S'agissant de notre situation financière, l'État a partiellement pris en compte nos demandes pour le financement du RSA. Il nous a permis de rester dans le fonds de stabilisation volontaire mis en place par les départements, à hauteur de 1,6 milliard d'euros, étant entendu qu'en 2021 les départements les plus riches ne pourront pas suffisamment aider les moins bien dotés. De ce fait, une dotation supplémentaire de 85 millions d'euros au fonds de stabilisation est prévue portant ainsi la dotation totale à 200 millions d'euros. Nous avons cependant une grande inquiétude, au moment où je vous parle, qui pourrait entraîner une rupture de nos relations avec l'État. Nous venons en effet de nous apercevoir que Bercy n'avait pas intégré dans le projet de loi de finances rectificatives, par une manoeuvre invraisemblable, 115 des 200 millions de cette dotation. Jacqueline Gourault partage notre colère et notre étonnement. La question dépend donc maintenant de l'arbitrage du Premier ministre. S'il est positif, l'incident sera clos. Dans le cas contraire, nous entrerons dans une grave crise des relations entre les départements et l'État, puisque celui-ci aura manqué à sa parole. Je fais confiance à Jacqueline Gourault pour obtenir un arbitrage favorable. Si ce problème est réglé dans les jours à venir, j'en informerai la délégation. S'il n'est pas réglé, vous le saurez car nous réagirons, dans cette hypothèse, de façon très ferme.
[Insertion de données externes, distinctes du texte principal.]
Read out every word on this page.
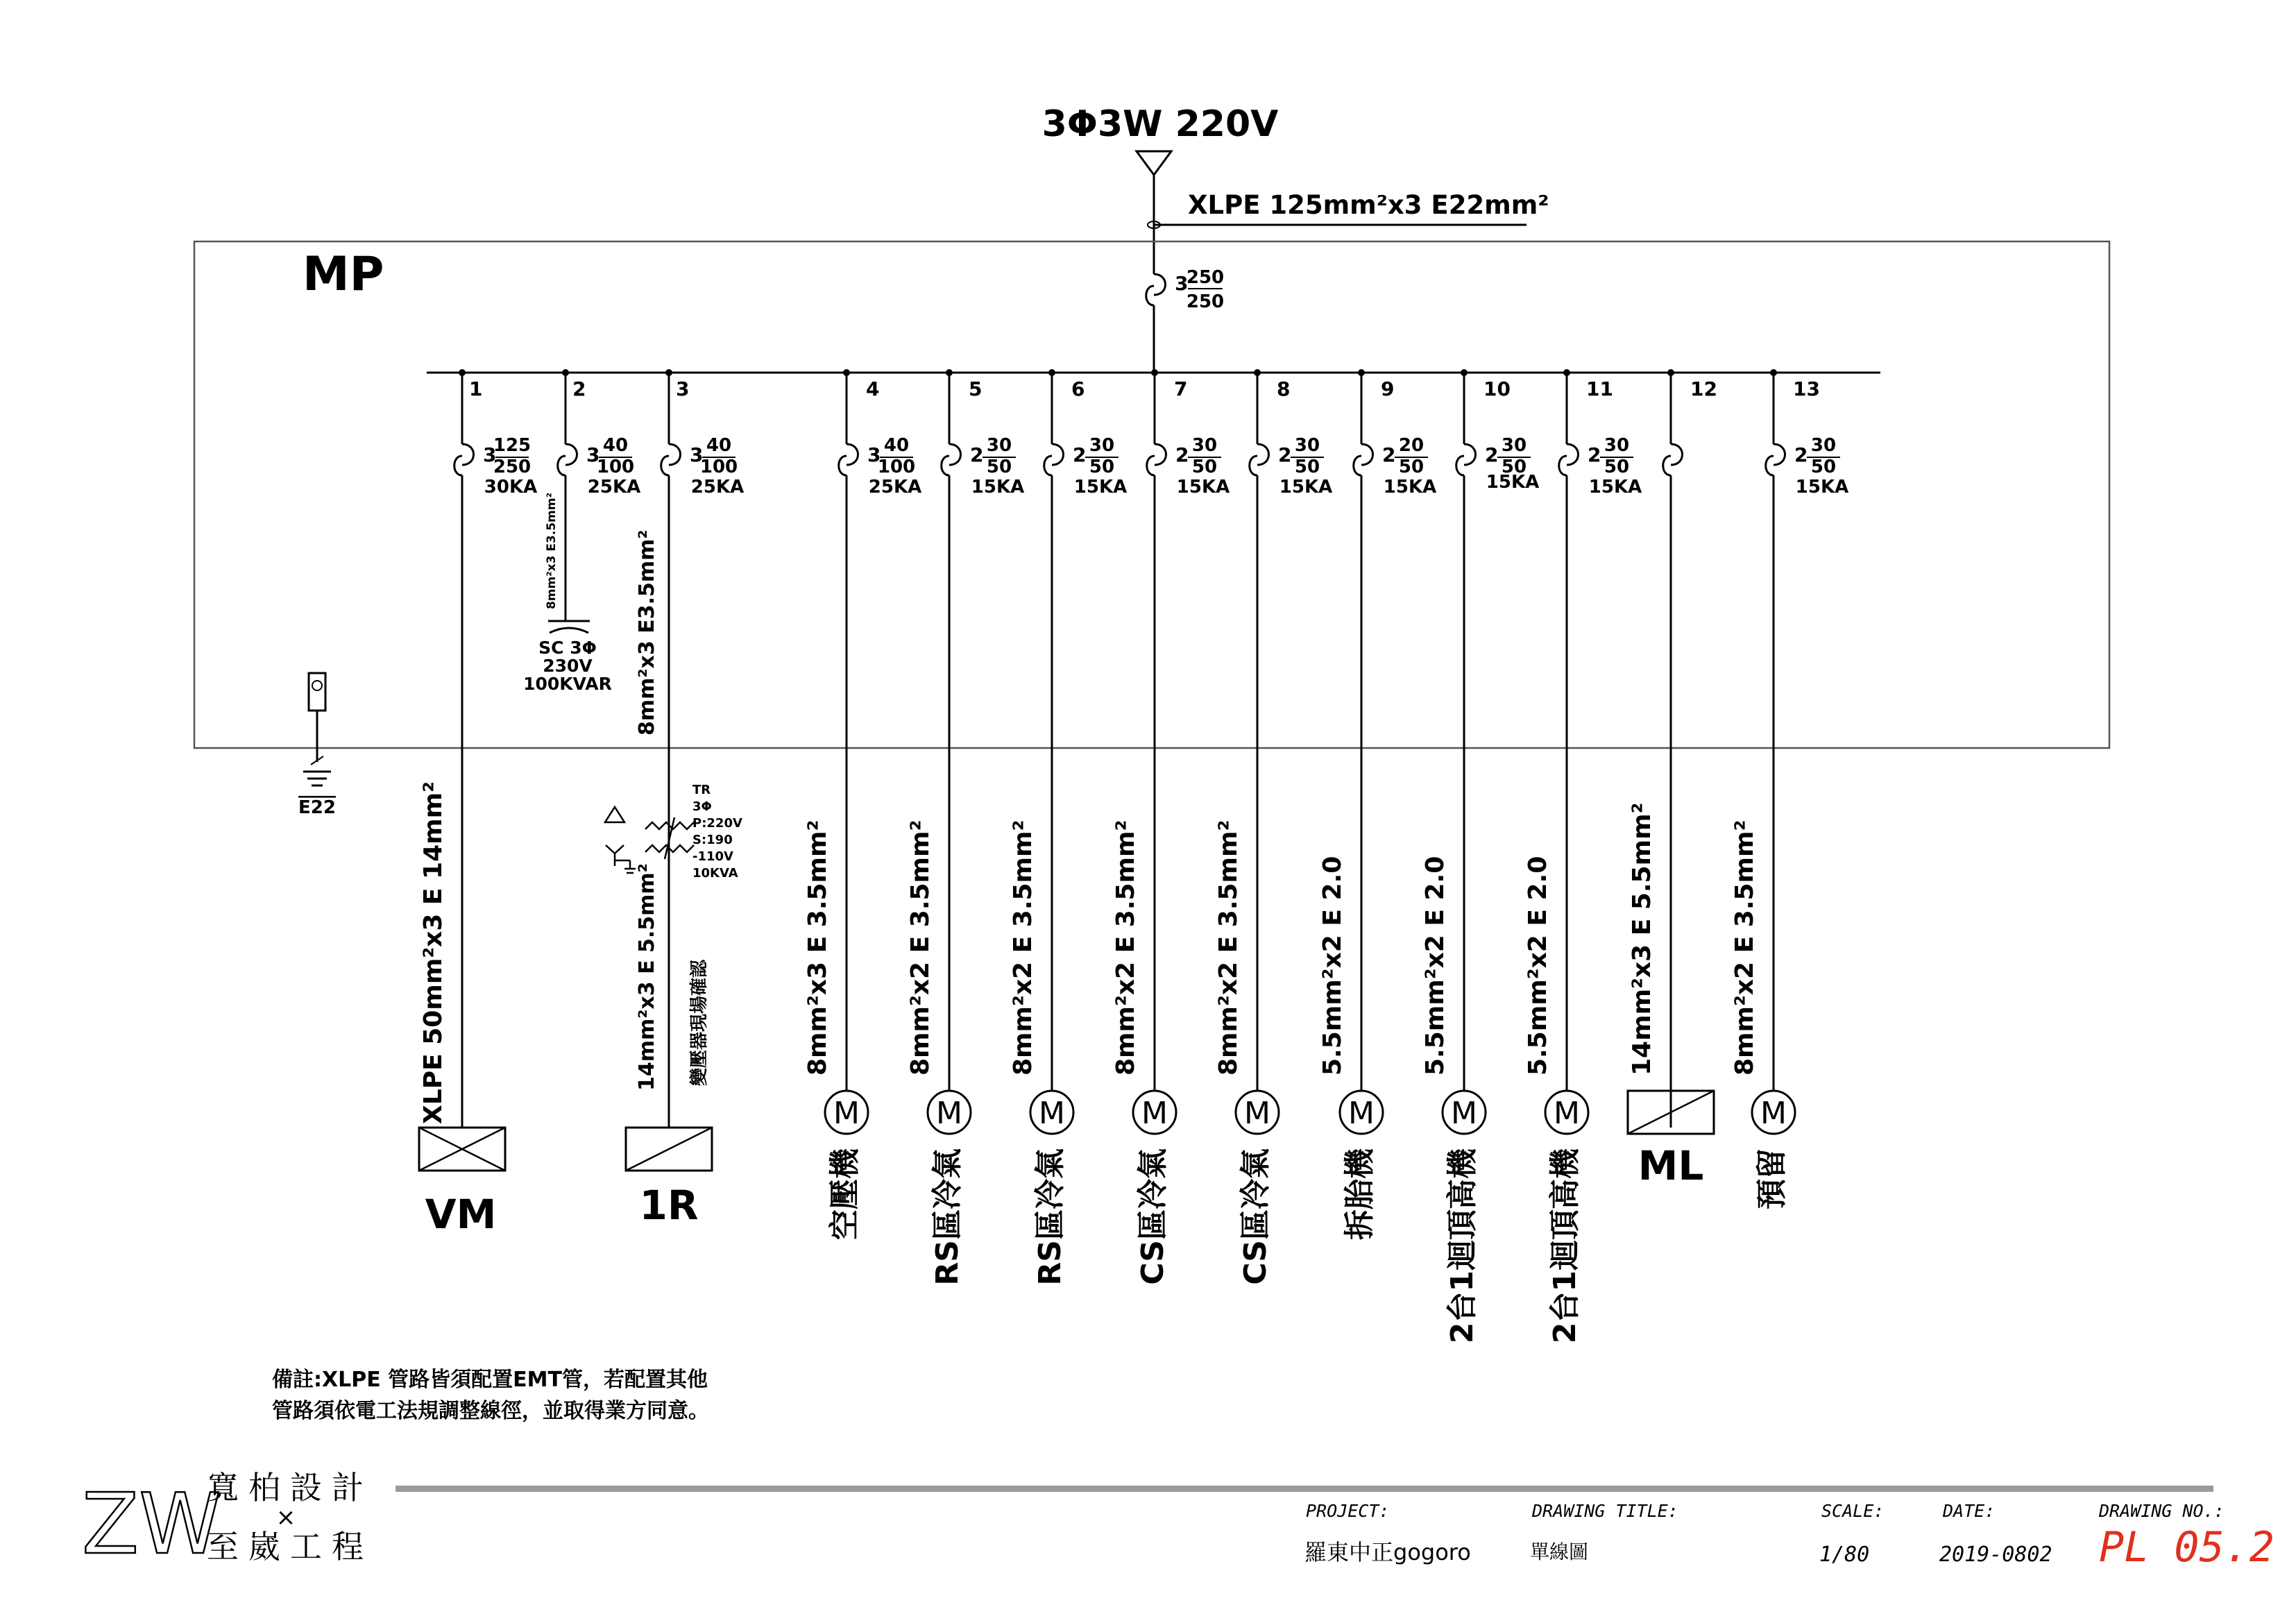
3Φ3W 220V
XLPE 125mm²x3 E22mm²
MP	3
250
250
E22
1
3
125
250
30KA
XLPE 50mm²x3 E 14mm²
VM
2
3 40
100
25KA
3
3 40
100
25KA
8mm²x3 E3.5mm²
14mm²x3 E 5.5mm² 變壓器現場確認
1R
4
3 40
100
25KA
8mm²x3 E 3.5mm²
M
空壓機
5
2 30
50
15KA
8mm²x2 E 3.5mm²
M
RS區冷氣
6
2 30
50
15KA
8mm²x2 E 3.5mm²
M
RS區冷氣
7
2 30
50
15KA
8mm²x2 E 3.5mm²
M
CS區冷氣
8
2 30
50
15KA
8mm²x2 E 3.5mm²
M
CS區冷氣
9
2 20
50
15KA
5.5mm²x2 E 2.0
M
拆胎機
10
2 30
50
15KA
5.5mm²x2 E 2.0
M
2台1迴頂高機
11
2 30
50
15KA
5.5mm²x2 E 2.0
M
2台1迴頂高機
12
14mm²x3 E 5.5mm²
ML
13
2 30
50
15KA
8mm²x2 E 3.5mm²
M
預留
8mm²x3 E3.5mm²
SC 3Φ
230V
100KVAR
TR
3Φ
P:220V
S:190
-110V
10KVA
備註:XLPE 管路皆須配置EMT管，若配置其他
管路須依電工法規調整線徑，並取得業方同意。
ZW
寬柏設計
×
至崴工程
PROJECT:
羅東中正gogoro
DRAWING TITLE:
單線圖
SCALE:
1/80
DATE:
2019-0802
DRAWING NO.:
PL 05.2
Enfin, concernant la décentralisation, cela fait plus d'un an et demi que nous avons adressé à des groupes de travail publics, à différents ministres et au Premier ministre, des propositions pour la décentralisation en matière médico-sociale, en matière de logement, d'environnement, etc. Elles font l'objet d'une discussion avec Matignon. La qualité de la poursuite de cette discussion dépendra du point que je viens d'évoquer. Nous avons agi sur ce point de façon concertée avec Renaud Muselier et François Baroin. Nous faisons en sorte que nos propositions nouvelles en matière de décentralisation, d'assouplissement de la loi NOTRe et d'assouplissement des délégations entre collectivités fassent l'objet d'un processus commun. Nous avons mis en place une plateforme commune et avons présenté un certain nombre de propositions de décentralisation afin d'alimenter la future loi 3D ou 4D. Le Premier ministre nous avait indiqué, il y a quelques semaines, qu'il présenterait un projet en Conseil des ministres début janvier - j'ignore si ce calendrier a évolué.